VwGH 95/20/0650

VwGH95/20/06506.3.1996

Der Verwaltungsgerichtshof hat durch den Vorsitzenden Senatspräsident Dr. Fürnsinn und die Hofräte Dr. Händschke und Dr. Bachler als Richter, im Beisein der Schriftführerin Mag. König, über die Beschwerde der L in G, vertreten durch Dr. W, Rechtsanwalt in G, gegen den Bescheid des Bundesministers für Inneres vom 6. September 1995, Zl. 4.329.219/17-III/13/95, betreffend Asylgewährung, zu Recht erkannt:

Normen

AsylG 1968 §1;
AsylG 1968 §1;

 

Spruch:

Die Beschwerde wird als unbegründet abgewiesen.

Begründung

Auf Grund der Beschwerde und der dieser beigelegten Ausfertigung des angefochtenen Bescheides ist von folgendem Sachverhalt auszugehen:

Die Beschwerdeführerin, eine chinesische Staatsangehörige, ist im November 1991 in das Bundesgebiet eingereist und hat am 11. Dezember 1991 den Asylantrag gestellt.

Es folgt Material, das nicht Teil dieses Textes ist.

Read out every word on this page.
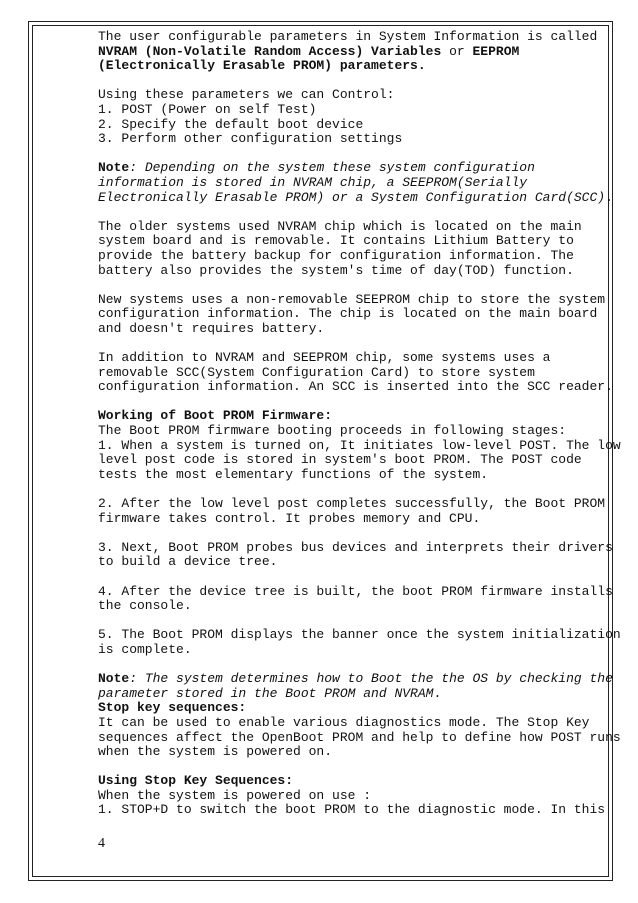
The user configurable parameters in System Information is called
NVRAM (Non-Volatile Random Access) Variables or EEPROM
(Electronically Erasable PROM) parameters.

Using these parameters we can Control:
1. POST (Power on self Test)
2. Specify the default boot device
3. Perform other configuration settings

Note: Depending on the system these system configuration
information is stored in NVRAM chip, a SEEPROM(Serially
Electronically Erasable PROM) or a System Configuration Card(SCC).

The older systems used NVRAM chip which is located on the main
system board and is removable. It contains Lithium Battery to
provide the battery backup for configuration information. The
battery also provides the system's time of day(TOD) function.

New systems uses a non-removable SEEPROM chip to store the system
configuration information. The chip is located on the main board
and doesn't requires battery.

In addition to NVRAM and SEEPROM chip, some systems uses a
removable SCC(System Configuration Card) to store system
configuration information. An SCC is inserted into the SCC reader.

Working of Boot PROM Firmware:
The Boot PROM firmware booting proceeds in following stages:
1. When a system is turned on, It initiates low-level POST. The low
level post code is stored in system's boot PROM. The POST code
tests the most elementary functions of the system.

2. After the low level post completes successfully, the Boot PROM
firmware takes control. It probes memory and CPU.

3. Next, Boot PROM probes bus devices and interprets their drivers
to build a device tree.

4. After the device tree is built, the boot PROM firmware installs
the console.

5. The Boot PROM displays the banner once the system initialization
is complete.

Note: The system determines how to Boot the the OS by checking the
parameter stored in the Boot PROM and NVRAM.

Stop key sequences:
It can be used to enable various diagnostics mode. The Stop Key
sequences affect the OpenBoot PROM and help to define how POST runs
when the system is powered on.

Using Stop Key Sequences:
When the system is powered on use :
1. STOP+D to switch the boot PROM to the diagnostic mode. In this

4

Anläßlich ihrer am 26. Mai 1992 vor der Sicherheitsdirektion für das Bundesland Niederösterreich erfolgten niederschriftlichen Befragung hat sie im wesentlichen angegeben, sie habe in den Jahren 1987 und 1988 vorübergehend in Amerika gearbeitet. China hätte sie nicht aus religiösen, sondern aus politischen Gründen verlassen. Sie sei in China bei einer Textilfirma als Kontrollangestellte für sehr niederigen Lohn tätig gewesen, wobei sie oft 13 bis 14 Stunden am Tag hätte arbeiten müssen. Nachdem sie mehr Lohn gefordert hätte, sei sie entlassen worden. Daraufhin habe sie sich aktiv an der Studentenbewegung beteiligt. Aus diesem Grunde hätten Polizisten ihr Haus durchsucht und versucht, sie einzuschüchtern. Bei den Verhören sei sei nach Teilnehmern und Anführern der Studentenbewegung befragt worden. Daher hätte sie Angst bekommen, daß man auch sie einsperren würde, weshalb sie sich entschlossen habe, ihre Heimat zu verlassen. Bei einer Rückkehr habe sie "sicher" eine lange Haftstrafe zu erwarten.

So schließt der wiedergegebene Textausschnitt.